I'm not sure if compilers use this information for optimization purposes, but in principle, they could. For example, if you have

float *p = &arr[2][3];
float *q = &arr[5][9];

then p + x and q + y should never alias, regardless of the values of x and y.

Answer 3

Section 6.2.5.20 requires that arrays be contiguously allocated. This applies as much to an array of arrays as it does to a single dimensional array.

Your friend is simply wrong.

Answer 4

Built-in multi-dimensional arrays in C are implemented through index translation. This means that, for example, a 3D array T a[M][N][K] is implemented as a 1D array T a_impl[M * N * K], with multi-dimensional access a[i][j][k] being implicitly translated into the single-dimensional access a_impl[((i * N) + j) * K + k]. The language specification does not explicitly describe this implementation, however the requirements mandate it pretty much directly.

Taking this into account, it is not clear why your friend would tell you to use float arr[M * N] explicitly instead of relying on the implicit implementation of the same thing by the compiler.
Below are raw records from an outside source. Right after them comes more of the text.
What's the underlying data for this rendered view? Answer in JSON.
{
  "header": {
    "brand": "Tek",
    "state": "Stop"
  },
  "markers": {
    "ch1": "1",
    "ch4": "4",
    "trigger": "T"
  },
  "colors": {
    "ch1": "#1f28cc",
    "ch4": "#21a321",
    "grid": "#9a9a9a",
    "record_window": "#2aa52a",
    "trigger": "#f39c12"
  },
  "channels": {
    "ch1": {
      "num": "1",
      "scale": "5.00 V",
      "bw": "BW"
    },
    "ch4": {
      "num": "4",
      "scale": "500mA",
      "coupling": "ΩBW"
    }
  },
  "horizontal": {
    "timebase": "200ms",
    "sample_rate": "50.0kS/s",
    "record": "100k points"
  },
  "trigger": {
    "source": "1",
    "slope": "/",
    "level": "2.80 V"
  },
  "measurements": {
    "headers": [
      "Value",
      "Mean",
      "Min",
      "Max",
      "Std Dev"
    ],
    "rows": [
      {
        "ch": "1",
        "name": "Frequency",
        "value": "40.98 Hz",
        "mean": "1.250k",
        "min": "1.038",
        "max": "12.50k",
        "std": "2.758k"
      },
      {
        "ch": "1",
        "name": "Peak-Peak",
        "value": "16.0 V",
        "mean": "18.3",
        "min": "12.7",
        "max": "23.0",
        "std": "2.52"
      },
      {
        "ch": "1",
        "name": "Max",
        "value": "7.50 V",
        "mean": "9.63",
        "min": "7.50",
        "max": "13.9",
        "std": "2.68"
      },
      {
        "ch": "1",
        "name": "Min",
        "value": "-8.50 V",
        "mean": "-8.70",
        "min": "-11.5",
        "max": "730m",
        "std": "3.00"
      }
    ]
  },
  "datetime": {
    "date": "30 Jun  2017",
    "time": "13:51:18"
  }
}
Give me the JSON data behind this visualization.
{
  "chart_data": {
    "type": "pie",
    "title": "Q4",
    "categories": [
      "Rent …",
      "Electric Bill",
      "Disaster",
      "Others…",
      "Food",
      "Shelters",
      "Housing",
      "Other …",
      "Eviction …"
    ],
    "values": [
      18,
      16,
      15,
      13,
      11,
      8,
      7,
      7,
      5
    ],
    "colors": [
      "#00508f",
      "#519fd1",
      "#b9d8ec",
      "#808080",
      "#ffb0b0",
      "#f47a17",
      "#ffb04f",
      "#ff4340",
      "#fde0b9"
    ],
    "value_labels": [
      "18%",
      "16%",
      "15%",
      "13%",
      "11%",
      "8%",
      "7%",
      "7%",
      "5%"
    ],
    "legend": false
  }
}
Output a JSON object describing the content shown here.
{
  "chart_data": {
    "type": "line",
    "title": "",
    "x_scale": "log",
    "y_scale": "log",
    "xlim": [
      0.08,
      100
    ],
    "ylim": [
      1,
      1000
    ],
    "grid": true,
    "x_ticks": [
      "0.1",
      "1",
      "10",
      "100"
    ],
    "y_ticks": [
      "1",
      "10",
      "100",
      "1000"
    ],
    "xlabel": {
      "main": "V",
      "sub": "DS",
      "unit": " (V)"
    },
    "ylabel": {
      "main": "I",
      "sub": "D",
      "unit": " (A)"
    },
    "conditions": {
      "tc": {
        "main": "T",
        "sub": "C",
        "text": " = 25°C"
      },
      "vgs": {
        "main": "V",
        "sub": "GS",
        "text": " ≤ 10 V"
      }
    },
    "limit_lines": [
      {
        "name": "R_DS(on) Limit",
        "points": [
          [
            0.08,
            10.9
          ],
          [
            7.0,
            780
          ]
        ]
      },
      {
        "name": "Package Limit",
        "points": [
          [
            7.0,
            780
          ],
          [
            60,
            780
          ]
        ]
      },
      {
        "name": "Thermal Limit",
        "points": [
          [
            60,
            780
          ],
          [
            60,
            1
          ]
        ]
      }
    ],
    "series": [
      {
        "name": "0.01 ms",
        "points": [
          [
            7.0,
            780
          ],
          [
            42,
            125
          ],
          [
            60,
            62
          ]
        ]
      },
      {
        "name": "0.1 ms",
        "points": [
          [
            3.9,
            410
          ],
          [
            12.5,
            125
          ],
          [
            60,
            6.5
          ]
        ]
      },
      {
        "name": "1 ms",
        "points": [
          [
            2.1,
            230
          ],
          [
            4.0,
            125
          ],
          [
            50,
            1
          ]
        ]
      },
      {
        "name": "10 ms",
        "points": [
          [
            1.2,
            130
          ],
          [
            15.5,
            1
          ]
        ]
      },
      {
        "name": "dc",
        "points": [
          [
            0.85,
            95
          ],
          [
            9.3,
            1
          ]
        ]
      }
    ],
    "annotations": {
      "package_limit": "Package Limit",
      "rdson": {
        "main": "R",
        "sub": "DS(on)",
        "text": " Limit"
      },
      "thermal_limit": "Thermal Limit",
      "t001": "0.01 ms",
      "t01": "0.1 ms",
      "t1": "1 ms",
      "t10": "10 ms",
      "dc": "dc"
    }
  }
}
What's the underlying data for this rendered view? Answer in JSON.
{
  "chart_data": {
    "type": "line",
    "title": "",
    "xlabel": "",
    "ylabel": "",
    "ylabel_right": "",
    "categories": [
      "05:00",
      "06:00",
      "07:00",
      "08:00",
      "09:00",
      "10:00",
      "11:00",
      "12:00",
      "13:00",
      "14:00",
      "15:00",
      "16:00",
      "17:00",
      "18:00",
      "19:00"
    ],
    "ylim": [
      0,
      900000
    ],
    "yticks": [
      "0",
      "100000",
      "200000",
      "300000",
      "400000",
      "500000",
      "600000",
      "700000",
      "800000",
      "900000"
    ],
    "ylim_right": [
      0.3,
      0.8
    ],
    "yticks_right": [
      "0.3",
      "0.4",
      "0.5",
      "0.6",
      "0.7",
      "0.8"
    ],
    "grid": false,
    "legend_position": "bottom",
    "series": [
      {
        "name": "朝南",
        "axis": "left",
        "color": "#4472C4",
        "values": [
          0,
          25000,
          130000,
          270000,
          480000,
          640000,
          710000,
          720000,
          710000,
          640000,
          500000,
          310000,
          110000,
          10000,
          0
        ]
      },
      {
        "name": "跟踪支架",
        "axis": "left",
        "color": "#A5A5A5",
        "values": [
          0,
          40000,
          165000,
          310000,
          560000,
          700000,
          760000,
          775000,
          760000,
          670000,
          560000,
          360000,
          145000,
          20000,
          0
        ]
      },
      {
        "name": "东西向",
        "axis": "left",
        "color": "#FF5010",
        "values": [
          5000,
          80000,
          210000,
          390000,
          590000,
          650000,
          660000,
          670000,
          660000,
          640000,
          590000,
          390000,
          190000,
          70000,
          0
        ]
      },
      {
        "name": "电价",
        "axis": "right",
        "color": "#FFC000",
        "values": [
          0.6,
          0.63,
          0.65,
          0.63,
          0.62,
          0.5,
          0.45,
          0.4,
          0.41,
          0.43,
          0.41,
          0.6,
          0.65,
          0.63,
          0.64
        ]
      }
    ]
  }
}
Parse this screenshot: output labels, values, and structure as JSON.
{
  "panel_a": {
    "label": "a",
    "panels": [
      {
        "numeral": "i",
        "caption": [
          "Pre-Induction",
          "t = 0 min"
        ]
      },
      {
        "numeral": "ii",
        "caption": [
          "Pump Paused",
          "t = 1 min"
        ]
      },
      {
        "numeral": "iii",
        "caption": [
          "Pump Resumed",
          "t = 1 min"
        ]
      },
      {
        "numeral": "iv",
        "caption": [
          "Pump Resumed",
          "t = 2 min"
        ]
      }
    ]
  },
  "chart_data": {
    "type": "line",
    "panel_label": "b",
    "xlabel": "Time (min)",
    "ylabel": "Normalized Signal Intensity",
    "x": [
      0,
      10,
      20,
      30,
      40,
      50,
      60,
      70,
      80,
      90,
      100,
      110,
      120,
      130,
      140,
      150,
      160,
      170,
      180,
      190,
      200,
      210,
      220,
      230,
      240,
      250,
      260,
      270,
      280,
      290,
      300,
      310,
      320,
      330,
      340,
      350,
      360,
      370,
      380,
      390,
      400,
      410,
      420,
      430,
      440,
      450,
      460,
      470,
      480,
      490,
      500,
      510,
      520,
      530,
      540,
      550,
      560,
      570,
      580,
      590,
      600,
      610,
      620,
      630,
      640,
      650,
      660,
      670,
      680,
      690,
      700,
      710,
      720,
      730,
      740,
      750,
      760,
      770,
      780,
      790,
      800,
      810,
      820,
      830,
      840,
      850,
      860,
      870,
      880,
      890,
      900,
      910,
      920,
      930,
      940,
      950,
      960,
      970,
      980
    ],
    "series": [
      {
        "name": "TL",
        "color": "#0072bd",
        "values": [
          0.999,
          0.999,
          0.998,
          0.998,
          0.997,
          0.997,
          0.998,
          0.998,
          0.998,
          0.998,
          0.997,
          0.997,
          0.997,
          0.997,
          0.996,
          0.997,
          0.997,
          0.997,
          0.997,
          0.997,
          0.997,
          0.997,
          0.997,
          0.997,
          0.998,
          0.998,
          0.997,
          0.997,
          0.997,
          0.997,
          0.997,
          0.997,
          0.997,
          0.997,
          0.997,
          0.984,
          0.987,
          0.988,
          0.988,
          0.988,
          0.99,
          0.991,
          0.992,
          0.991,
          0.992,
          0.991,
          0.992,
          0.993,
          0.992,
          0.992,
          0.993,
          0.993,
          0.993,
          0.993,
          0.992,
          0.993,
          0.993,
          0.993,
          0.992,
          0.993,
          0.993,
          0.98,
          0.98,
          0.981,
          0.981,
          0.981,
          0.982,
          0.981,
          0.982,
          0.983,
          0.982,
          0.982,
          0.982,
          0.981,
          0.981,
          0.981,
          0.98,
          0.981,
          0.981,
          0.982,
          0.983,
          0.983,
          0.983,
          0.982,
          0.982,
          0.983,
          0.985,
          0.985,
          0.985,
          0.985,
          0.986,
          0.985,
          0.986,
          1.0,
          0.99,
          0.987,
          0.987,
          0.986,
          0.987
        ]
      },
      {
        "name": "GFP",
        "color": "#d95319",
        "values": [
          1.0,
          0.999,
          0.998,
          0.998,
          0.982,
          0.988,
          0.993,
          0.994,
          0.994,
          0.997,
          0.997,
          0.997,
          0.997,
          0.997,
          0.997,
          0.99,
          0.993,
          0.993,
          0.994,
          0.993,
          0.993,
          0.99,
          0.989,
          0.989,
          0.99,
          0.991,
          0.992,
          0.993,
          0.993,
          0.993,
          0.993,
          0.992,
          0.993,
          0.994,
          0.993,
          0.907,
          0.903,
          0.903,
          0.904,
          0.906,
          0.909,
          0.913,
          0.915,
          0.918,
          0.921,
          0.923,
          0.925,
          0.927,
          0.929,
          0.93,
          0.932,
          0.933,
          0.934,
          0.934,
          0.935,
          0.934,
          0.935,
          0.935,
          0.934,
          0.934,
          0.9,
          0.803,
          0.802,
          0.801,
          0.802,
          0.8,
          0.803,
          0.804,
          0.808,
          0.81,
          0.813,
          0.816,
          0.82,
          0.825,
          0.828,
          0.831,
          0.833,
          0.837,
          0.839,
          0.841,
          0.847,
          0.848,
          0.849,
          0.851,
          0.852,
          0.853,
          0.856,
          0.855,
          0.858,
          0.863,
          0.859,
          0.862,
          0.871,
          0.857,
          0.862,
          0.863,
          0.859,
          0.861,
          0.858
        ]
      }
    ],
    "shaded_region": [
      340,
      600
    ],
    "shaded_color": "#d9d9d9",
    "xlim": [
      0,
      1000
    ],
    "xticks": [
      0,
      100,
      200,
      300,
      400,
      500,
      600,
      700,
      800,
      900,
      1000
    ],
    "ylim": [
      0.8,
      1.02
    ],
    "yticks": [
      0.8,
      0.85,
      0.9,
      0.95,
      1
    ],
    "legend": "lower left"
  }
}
The situation that might make you to consider float arr[M * N] approach is when both M and N are run-time values and your compiler does not support variable-length arrays (or you for some reason do not want to use them). In such cases the built-in support for multidimensional arrays is no longer applicable, since it relies on all sizes (except the first one) being compile-time constants. Maybe this is what your friend had in mind.